The Amateur Eye – 1. b3

My first encounter of this move now called Nimzowitsch-Larsen Opening AO1 was as a kid finding several postal games played by brother Ray during World War II at Fort Landing and again at Fort Benning where he served as a training NCO.  The games are long demised now but Ray said he had no chess materials and just to experiment with a solid type setup free of book analysis used by postal players.

US Chess Championship  2018, St.

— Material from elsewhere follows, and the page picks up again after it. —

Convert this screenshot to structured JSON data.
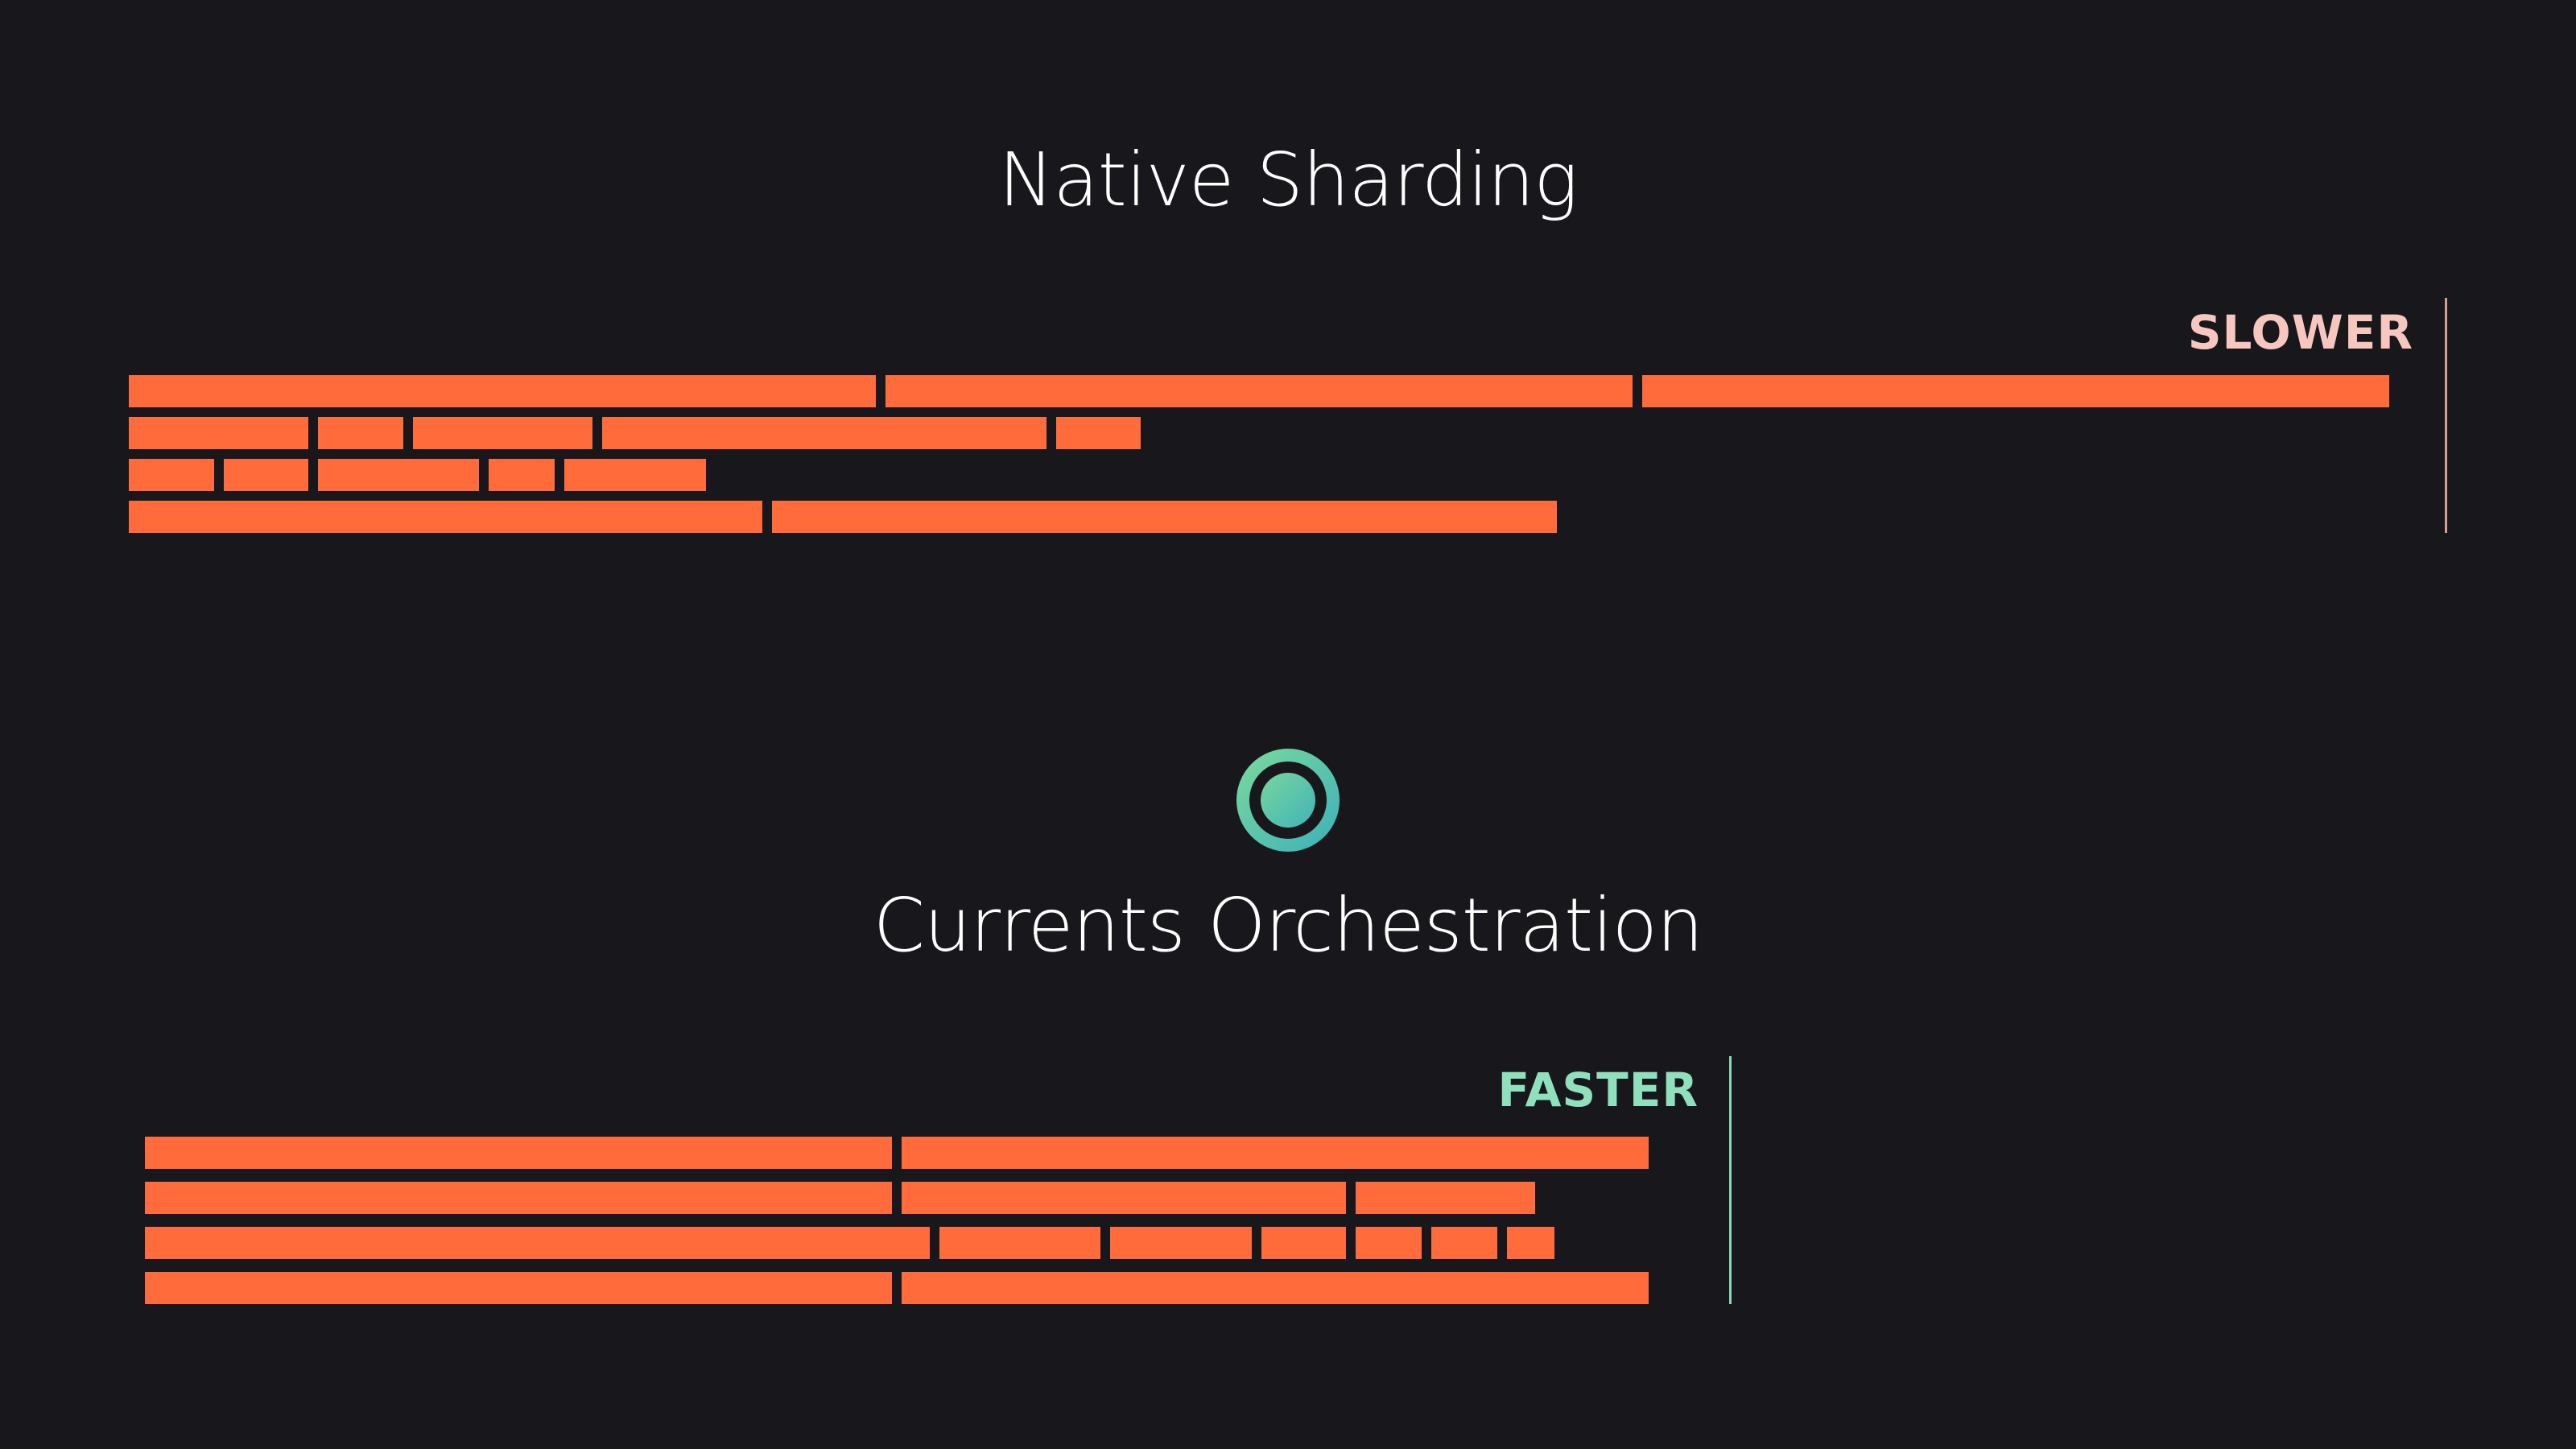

Louis, Mo. between GM Hikaru Nakamura and GM Sam Shankland.  1. b3 e5 2. Bb2 Nc6 3. e3 Nf6 4. Bb5?! I don’t quite understand this move. 4. d3 followed by Nf3 and Be2 was more in keeping with the fianchetto plan.

4. … e4 5. f3 a6 6. B:c6 d:c6 7. Qe2 Bf5 8. f:e4 B:e4 Black could also play 8…N:e4.

9. d3 Bg6 10. Nc3 Bc5 11. O-O-O Qe7 12. 12. e4 Ba3!  This nice move’s idea is to prepare a Queenside sortie with … a5/b5 in the wings.

13. g4 a5 14. g5 Nh5? Somehow missing a logical 14… Nd7 as would be indicated with my own s/c theory eg: 15. h4 h6 l6. Rh3 h5 blocking up any immediate idea of a Kingside wake up call.

15. Qe3 O-O 16. Nge2 b5! 17. B:a3 Q:a3+ 18. Kb1 a4 19. Nc1? Why not striking out to gain count with Nd4.

19… Rfb8 20. Rhe1 c5 21. Ka1 a:b3 22. c:b3 c4 23. Nb1 Qa6 24. Rd2 f5?  Here is a case of a pawn too far. Better for Black is 24…. f6! 25. h4 Bf7! Bringing the bishop back into a strategic line.

25. e:f5 B:f5 26. b4 Qg6 27. Rf1 Missing a winner with 27. Nc3 Re8 28. Qf3!

27… c6 28. Nc3 Re8 29. Qf3 B:d3?  Missing the strong 29… Q:g5! 30. Rg2 Qf6 31. Kb2 Bg6!

30. N:d3 Rf8? 31. Qd1 c:d3 32. R:f8+ R:f8 33. R:d3 Q:g5 34. Rd6 Qf4? Missing the last chance with … Rf6.

35. R:c6 Q:b4 36. Qd5+!! The saving move.

36… Kh8 37. Q:b5 Qf4 38. Qc5 Draw agreed. But the missed chances to put White down for the count is what makes chess with so many chances to find sizzlers that win mixed among the numerous miscues discovered during play and analysis later that makes the struggle worthwhile and lessons learned.